Brian poked his head out of the room with a nervous look to the end of the hall he had not been yet. A large set of steel gray elevator doors sat at the hallways end like the gates of hell, and Brian felt panic flood him. There was nothing he could do to keep those bad boys from opening. He suddenly realized he'd been incredibly stupid. How else did they get these corpses down here, they certainly didn't wheel them down the stairs.
Knowing he had only minutes, Brian squinted at the note, attempting to determine the writing beneath the scribbling. He finally could see the words “possible match” and an arrow to the next page. Paper clipped to the page he was reading was a photocopy of an I.D. and what looked like a death certificate.
“Zhou, Timothy” the I.D. read. He was an Asian man, unsmiling in the photo on the I.D. According to the death certificate he had died in 1998. No wonder the coroner had dismissed the match out of hand. Smiling and content with the idea that he had found his ghost, he smiled down at the folder until he heard the elevator whir into life. Fear and panic flooded him like gasoline in an engine and he ripped the paper out of the folder and jammed it in his pocket. He slammed the folder back into the cabinet with maniac strength and slammed the drawer shut. He threw the keys in the general direction of cabinet and fled the room. Reaching inside the pocket on the inner lining of his jacket, he grabbed the small coin whipped the string around his neck. He fumbled with the words Sharice had tought him, and they came out in a heady mumbled rush.

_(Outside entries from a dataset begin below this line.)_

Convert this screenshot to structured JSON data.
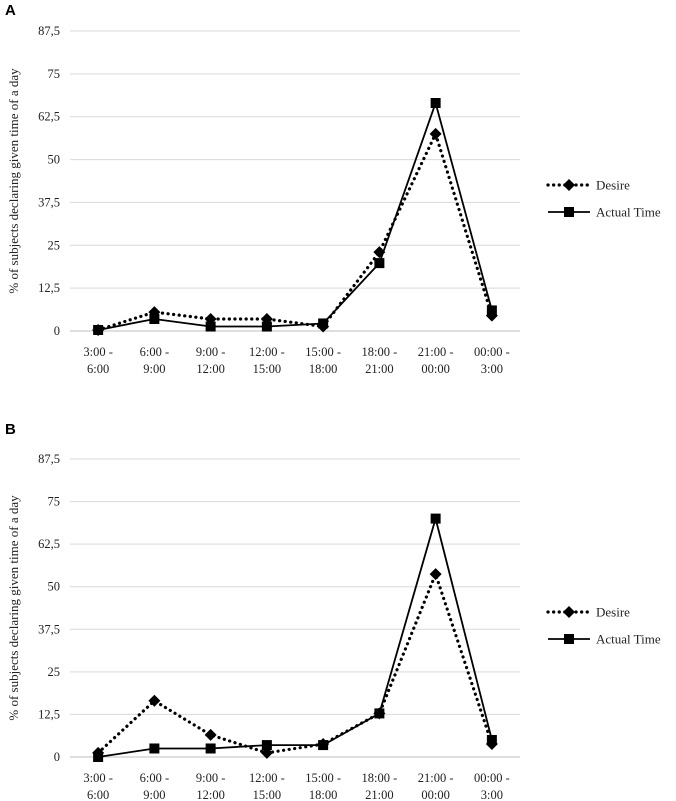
{
  "chart_data": [
    {
      "type": "line",
      "panel_label": "A",
      "ylabel": "% of subjects declaring given time of a day",
      "xlabel": "",
      "categories": [
        [
          "3:00 -",
          "6:00"
        ],
        [
          "6:00 -",
          "9:00"
        ],
        [
          "9:00 -",
          "12:00"
        ],
        [
          "12:00 -",
          "15:00"
        ],
        [
          "15:00 -",
          "18:00"
        ],
        [
          "18:00 -",
          "21:00"
        ],
        [
          "21:00 -",
          "00:00"
        ],
        [
          "00:00 -",
          "3:00"
        ]
      ],
      "yticks": [
        "0",
        "12,5",
        "25",
        "37,5",
        "50",
        "62,5",
        "75",
        "87,5"
      ],
      "ylim": [
        0,
        87.5
      ],
      "grid": true,
      "legend_position": "right",
      "series": [
        {
          "name": "Desire",
          "style": "dotted",
          "marker": "diamond",
          "values": [
            0.3,
            5.5,
            3.5,
            3.5,
            1.3,
            23.0,
            57.5,
            4.5
          ]
        },
        {
          "name": "Actual Time",
          "style": "solid",
          "marker": "square",
          "values": [
            0.3,
            3.5,
            1.3,
            1.3,
            2.2,
            19.8,
            66.5,
            6.0
          ]
        }
      ]
    },
    {
      "type": "line",
      "panel_label": "B",
      "ylabel": "% of subjects declaring given time of a day",
      "xlabel": "",
      "categories": [
        [
          "3:00 -",
          "6:00"
        ],
        [
          "6:00 -",
          "9:00"
        ],
        [
          "9:00 -",
          "12:00"
        ],
        [
          "12:00 -",
          "15:00"
        ],
        [
          "15:00 -",
          "18:00"
        ],
        [
          "18:00 -",
          "21:00"
        ],
        [
          "21:00 -",
          "00:00"
        ],
        [
          "00:00 -",
          "3:00"
        ]
      ],
      "yticks": [
        "0",
        "12,5",
        "25",
        "37,5",
        "50",
        "62,5",
        "75",
        "87,5"
      ],
      "ylim": [
        0,
        87.5
      ],
      "grid": true,
      "legend_position": "right",
      "series": [
        {
          "name": "Desire",
          "style": "dotted",
          "marker": "diamond",
          "values": [
            1.2,
            16.5,
            6.5,
            1.2,
            3.8,
            12.8,
            53.7,
            3.8
          ]
        },
        {
          "name": "Actual Time",
          "style": "solid",
          "marker": "square",
          "values": [
            0.0,
            2.5,
            2.5,
            3.5,
            3.5,
            12.8,
            70.0,
            5.0
          ]
        }
      ]
    }
  ]
}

“Freya, you who sit the seat of sorcerery,
Odin Allfather, you who walk the dark branches of Yggdrasil
Grant me your power,
Shield me from my foes
and let me be but a wisp of wind.”
To his absolute terror, nothing happened. The coin sat unresponsive in his palm, and he remained seemingly as solid as ever. The elevator doors opened before his body had gained back enough of his wits to run, and Two figures in black and blue uniforms rushed in. There was an older woman with copper colored hair, and an old gray haired man, flashlight's raised and guns at the ready. Brian held his breath not knowing whether to bolt and risk being shot. But their eyes went right over him without consequence. They looked from side to side and said not a word about him standing stock still, in ski mask and gloves. They began to move cautiously about the hallway peering into rooms, all the while ignoring Brian.

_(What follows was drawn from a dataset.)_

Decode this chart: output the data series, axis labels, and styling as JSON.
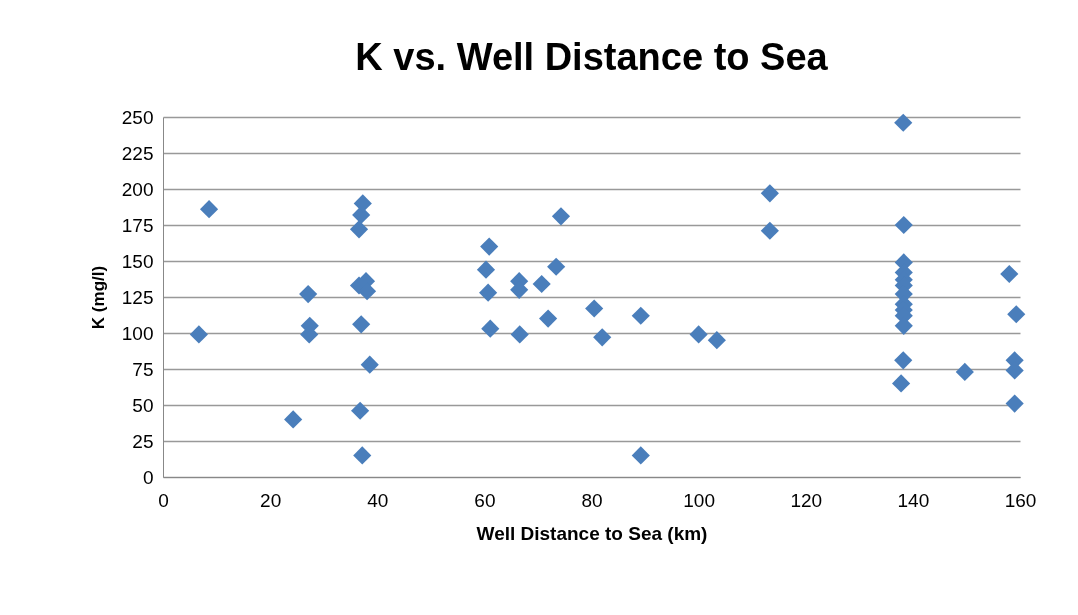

“Dammit! Where the hell did he go?!” Brenda said. Before Brian could do much of anything, she charged toward him, then miraculously, she charged right through him. She ran to the end of the hall peering in room after room. “There's nobody here Frank! He must have gone back up the steps!”

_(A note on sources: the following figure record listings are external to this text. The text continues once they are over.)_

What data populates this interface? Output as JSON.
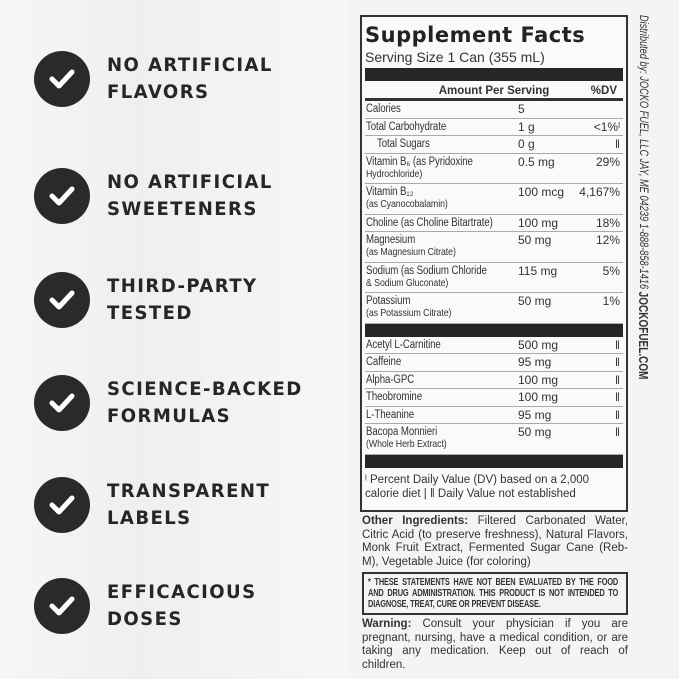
{
  "claims": [
    {
      "line1": "NO ARTIFICIAL",
      "line2": "FLAVORS"
    },
    {
      "line1": "NO ARTIFICIAL",
      "line2": "SWEETENERS"
    },
    {
      "line1": "THIRD-PARTY",
      "line2": "TESTED"
    },
    {
      "line1": "SCIENCE-BACKED",
      "line2": "FORMULAS"
    },
    {
      "line1": "TRANSPARENT",
      "line2": "LABELS"
    },
    {
      "line1": "EFFICACIOUS",
      "line2": "DOSES"
    }
  ],
  "facts": {
    "title": "Supplement Facts",
    "serving": "Serving Size 1 Can (355 mL)",
    "amount_header": "Amount Per Serving",
    "dv_header": "%DV",
    "rows": [
      {
        "name": "Calories",
        "sub": "",
        "amount": "5",
        "dv": ""
      },
      {
        "name": "Total Carbohydrate",
        "sub": "",
        "amount": "1 g",
        "dv": "<1%ˡ"
      },
      {
        "name": "Total Sugars",
        "sub": "",
        "amount": "0 g",
        "dv": "ǁ"
      },
      {
        "name": "Vitamin B₆ (as Pyridoxine",
        "sub": "Hydrochloride)",
        "amount": "0.5 mg",
        "dv": "29%"
      },
      {
        "name": "Vitamin B₁₂",
        "sub": "(as Cyanocobalamin)",
        "amount": "100 mcg",
        "dv": "4,167%"
      },
      {
        "name": "Choline (as Choline Bitartrate)",
        "sub": "",
        "amount": "100 mg",
        "dv": "18%"
      },
      {
        "name": "Magnesium",
        "sub": "(as Magnesium Citrate)",
        "amount": "50 mg",
        "dv": "12%"
      },
      {
        "name": "Sodium (as Sodium Chloride",
        "sub": "& Sodium Gluconate)",
        "amount": "115 mg",
        "dv": "5%"
      },
      {
        "name": "Potassium",
        "sub": "(as Potassium Citrate)",
        "amount": "50 mg",
        "dv": "1%"
      }
    ],
    "rows2": [
      {
        "name": "Acetyl L-Carnitine",
        "sub": "",
        "amount": "500 mg",
        "dv": "ǁ"
      },
      {
        "name": "Caffeine",
        "sub": "",
        "amount": "95 mg",
        "dv": "ǁ"
      },
      {
        "name": "Alpha-GPC",
        "sub": "",
        "amount": "100 mg",
        "dv": "ǁ"
      },
      {
        "name": "Theobromine",
        "sub": "",
        "amount": "100 mg",
        "dv": "ǁ"
      },
      {
        "name": "L-Theanine",
        "sub": "",
        "amount": "95 mg",
        "dv": "ǁ"
      },
      {
        "name": "Bacopa Monnieri",
        "sub": "(Whole Herb Extract)",
        "amount": "50 mg",
        "dv": "ǁ"
      }
    ],
    "footnote": "ˡ Percent Daily Value (DV) based on a 2,000 calorie diet  |  ǁ Daily Value not established"
  },
  "distributor": "Distributed by: JOCKO FUEL, LLC JAY, ME 04239 1-888-858-1416",
  "website": "JOCKOFUEL.COM",
  "other_ingredients_label": "Other Ingredients:",
  "other_ingredients": "Filtered Carbonated Water, Citric Acid (to preserve freshness), Natural Flavors, Monk Fruit Extract, Fermented Sugar Cane (Reb-M), Vegetable Juice (for coloring)",
  "disclaimer": "* These statements have not been evaluated by the Food and Drug Administration. This product is not intended to diagnose, treat, cure or prevent disease.",
  "warning_label": "Warning:",
  "warning": "Consult your physician if you are pregnant, nursing, have a medical condition, or are taking any medication. Keep out of reach of children.",
  "colors": {
    "check_bg": "#2a2a2a",
    "bar": "#262626"
  }
}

Frank ran through Brian as well and they both made their way through the double doors, leaping over the gurney as they went. Galvanized by relief and joy, Brian's body began to respond again. He ran after the guards, passing through the gurney like mist and through the doors as if they were made of fog. For some reason he could still climb the stairs and he made a run for it, so as to save as much of his intangibility as humanly possible. He made his way back to the top of the stairs, back to the offices and then, without even disturbing the air, through the solid wall out into the freedom of the night. He could see the distant flashes of light as the two guards searched for him, aided by their friend on the camera's who had to have been watching for his escape. He would see nothing however. Brian allowed himself a sly, foxy grin before running off into the night.
A couple of miles and fifteen minutes later, Sharice pulled up to spot of curb outside the O'Hare library. Brian stood and opened the passenger door and slid gratefully in.
“How'd you make out.” Sharice asked looking favorably on the smiling man.
“Like a very literal thief in the night.” With a bit of pride, he slapped the crumpled photocopy into her hand and reclined. “There's your ghost.”
Sharice smiled and slid the paper into her pocket. With a sense of accomplishment like he had never known before, Brian smiled as he was carried off back to the casino.